Delaying Thyroxine Until Positive Beta-Human Chorionic Gonadotropin is Safe for Patients Receiving Fertility Therapy: Applying New ATA Guidelines to Subclinical Hypothyroidism.

Abstract

This study sought to examine the effect of changing TSH threshold recommendations from 2.5 to 4 mIU/L before fertility therapy on the prevalence of early gestational subclinical hypothyroidism (SCH) (TSH2 >2.5 mIU/L) and to evaluate implications on progression to clinical pregnancy (defined as detection of cardiac activity on ultrasound). A retrospective chart review was performed in an academic fertility clinic on all patients with a measured pre-treatment TSH (TSH1) and positive beta-human chorionic gonadotropin following fertility treatment.
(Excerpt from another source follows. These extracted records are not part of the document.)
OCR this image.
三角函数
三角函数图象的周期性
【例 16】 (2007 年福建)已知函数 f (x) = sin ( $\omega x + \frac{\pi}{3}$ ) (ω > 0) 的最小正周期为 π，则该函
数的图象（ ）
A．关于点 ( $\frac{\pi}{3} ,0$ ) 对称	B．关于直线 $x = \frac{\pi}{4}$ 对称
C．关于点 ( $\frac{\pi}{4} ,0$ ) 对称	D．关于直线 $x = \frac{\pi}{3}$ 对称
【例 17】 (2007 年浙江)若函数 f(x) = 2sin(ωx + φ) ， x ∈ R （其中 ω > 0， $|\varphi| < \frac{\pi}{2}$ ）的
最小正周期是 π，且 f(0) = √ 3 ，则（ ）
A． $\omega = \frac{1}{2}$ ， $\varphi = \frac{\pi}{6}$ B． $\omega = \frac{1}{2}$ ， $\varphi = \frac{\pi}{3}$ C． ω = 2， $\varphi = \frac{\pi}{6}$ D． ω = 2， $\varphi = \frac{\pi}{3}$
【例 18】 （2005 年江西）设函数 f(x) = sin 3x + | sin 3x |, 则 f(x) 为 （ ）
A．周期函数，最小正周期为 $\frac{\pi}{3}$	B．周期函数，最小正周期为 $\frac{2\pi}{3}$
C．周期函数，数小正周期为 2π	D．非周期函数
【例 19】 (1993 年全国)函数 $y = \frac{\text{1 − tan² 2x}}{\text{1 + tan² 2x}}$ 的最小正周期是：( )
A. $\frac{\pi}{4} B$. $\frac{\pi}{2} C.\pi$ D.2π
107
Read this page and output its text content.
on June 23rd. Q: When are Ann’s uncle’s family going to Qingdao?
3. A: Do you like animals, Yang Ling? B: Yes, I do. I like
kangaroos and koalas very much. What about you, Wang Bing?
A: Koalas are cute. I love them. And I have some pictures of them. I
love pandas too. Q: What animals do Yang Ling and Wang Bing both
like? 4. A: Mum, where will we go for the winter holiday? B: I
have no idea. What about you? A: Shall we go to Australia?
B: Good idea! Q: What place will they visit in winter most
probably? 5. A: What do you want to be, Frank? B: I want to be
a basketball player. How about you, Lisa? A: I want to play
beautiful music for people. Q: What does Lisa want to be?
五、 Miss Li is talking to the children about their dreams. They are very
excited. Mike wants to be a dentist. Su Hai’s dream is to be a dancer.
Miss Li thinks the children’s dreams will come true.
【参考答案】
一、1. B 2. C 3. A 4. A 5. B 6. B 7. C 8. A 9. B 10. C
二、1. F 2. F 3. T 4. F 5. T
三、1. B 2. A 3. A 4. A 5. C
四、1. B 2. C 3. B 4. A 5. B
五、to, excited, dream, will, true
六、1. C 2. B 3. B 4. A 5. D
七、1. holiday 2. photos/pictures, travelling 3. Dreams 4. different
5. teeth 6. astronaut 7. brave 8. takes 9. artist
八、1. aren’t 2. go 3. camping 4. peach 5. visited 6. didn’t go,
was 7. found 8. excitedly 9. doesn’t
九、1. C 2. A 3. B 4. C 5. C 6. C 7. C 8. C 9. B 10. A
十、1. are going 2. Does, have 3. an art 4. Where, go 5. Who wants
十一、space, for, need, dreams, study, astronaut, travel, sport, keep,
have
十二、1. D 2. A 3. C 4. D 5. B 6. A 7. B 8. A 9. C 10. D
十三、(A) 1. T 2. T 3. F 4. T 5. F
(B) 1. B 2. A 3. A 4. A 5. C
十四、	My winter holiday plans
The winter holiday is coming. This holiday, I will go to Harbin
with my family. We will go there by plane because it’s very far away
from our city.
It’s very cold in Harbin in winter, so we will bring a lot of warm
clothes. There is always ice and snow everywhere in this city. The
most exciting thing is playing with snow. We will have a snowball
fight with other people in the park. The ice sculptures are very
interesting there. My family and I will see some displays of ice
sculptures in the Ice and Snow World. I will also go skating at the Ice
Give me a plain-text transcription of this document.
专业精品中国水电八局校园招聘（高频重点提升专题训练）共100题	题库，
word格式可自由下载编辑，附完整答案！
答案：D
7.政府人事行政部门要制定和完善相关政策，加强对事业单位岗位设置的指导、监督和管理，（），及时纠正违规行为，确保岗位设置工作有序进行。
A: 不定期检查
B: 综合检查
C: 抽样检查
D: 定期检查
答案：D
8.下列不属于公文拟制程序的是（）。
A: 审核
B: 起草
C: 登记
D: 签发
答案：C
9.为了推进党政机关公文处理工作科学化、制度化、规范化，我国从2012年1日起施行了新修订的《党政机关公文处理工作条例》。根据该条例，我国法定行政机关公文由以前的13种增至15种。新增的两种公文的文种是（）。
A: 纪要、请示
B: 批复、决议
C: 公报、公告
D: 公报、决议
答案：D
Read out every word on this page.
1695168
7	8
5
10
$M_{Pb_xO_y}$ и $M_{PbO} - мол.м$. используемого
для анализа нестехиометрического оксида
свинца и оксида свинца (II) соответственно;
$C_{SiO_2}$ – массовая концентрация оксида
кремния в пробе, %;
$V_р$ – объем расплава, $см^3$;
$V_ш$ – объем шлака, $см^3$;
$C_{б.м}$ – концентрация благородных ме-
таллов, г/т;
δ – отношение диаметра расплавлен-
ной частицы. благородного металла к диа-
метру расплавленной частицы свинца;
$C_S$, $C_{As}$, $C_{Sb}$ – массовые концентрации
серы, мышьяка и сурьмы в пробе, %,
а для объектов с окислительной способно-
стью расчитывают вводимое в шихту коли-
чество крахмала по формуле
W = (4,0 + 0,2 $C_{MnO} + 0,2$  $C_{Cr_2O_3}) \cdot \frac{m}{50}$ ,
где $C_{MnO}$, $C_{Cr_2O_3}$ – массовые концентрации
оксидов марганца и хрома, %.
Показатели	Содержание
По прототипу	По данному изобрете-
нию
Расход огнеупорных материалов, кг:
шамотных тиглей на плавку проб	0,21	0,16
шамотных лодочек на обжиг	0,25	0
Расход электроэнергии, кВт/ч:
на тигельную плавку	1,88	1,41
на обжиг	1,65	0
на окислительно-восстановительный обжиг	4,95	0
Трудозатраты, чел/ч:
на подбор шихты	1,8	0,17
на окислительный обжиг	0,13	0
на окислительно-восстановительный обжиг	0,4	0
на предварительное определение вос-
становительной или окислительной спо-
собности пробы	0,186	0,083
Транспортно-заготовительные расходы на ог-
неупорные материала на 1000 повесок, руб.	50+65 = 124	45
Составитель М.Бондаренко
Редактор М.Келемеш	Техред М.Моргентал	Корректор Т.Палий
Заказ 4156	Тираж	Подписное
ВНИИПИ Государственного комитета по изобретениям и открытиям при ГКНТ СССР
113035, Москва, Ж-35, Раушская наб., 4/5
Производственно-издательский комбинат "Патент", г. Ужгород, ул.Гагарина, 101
The study assessed the effect of TSH2 on ongoing pregnancy, both in patients newly diagnosed with SCH and in patients previously receiving LT4, stratified by initial TSH. Of 482 women included in the study, baseline TSH (TSH1) was <2.5 mIU/L in 333 women (69%) and 2.5-4 mIU/L in 64 women (13.2%). Eighty-five women were taking LT4 at baseline (17.6%). Among women with a TSH1 between 2.5 and 4 mIU/L, the corresponding TSH in early pregnancy (TSH2) was <2.5 mIU/L in 35 women (55%). Overall, there was no difference in progression to clinical pregnancy between women with a TSH2 of 2.5-4 mIU/L compared with women with a TSH2 <2.5 mIU/L (OR 0.70; 95% CI 0.44-1.09). Similarly, when excluding women taking LT4 at baseline, there was no difference in progression to clinical pregnancy (OR 0.90; 95% CI 0.28-2.86). Rate of progression to clinical pregnancy was equivalent between women with an early pregnancy TSH (TSH2) <2.5 and women with a TSH2 of 2.5-4.0 mIU/L. Our findings support initiating LT4 in early pregnancy, as opposed to pre-pregnancy if the TSH remains above cut-off because there does not appear to be a difference in in early pregnancy outcomes if treatment is delayed.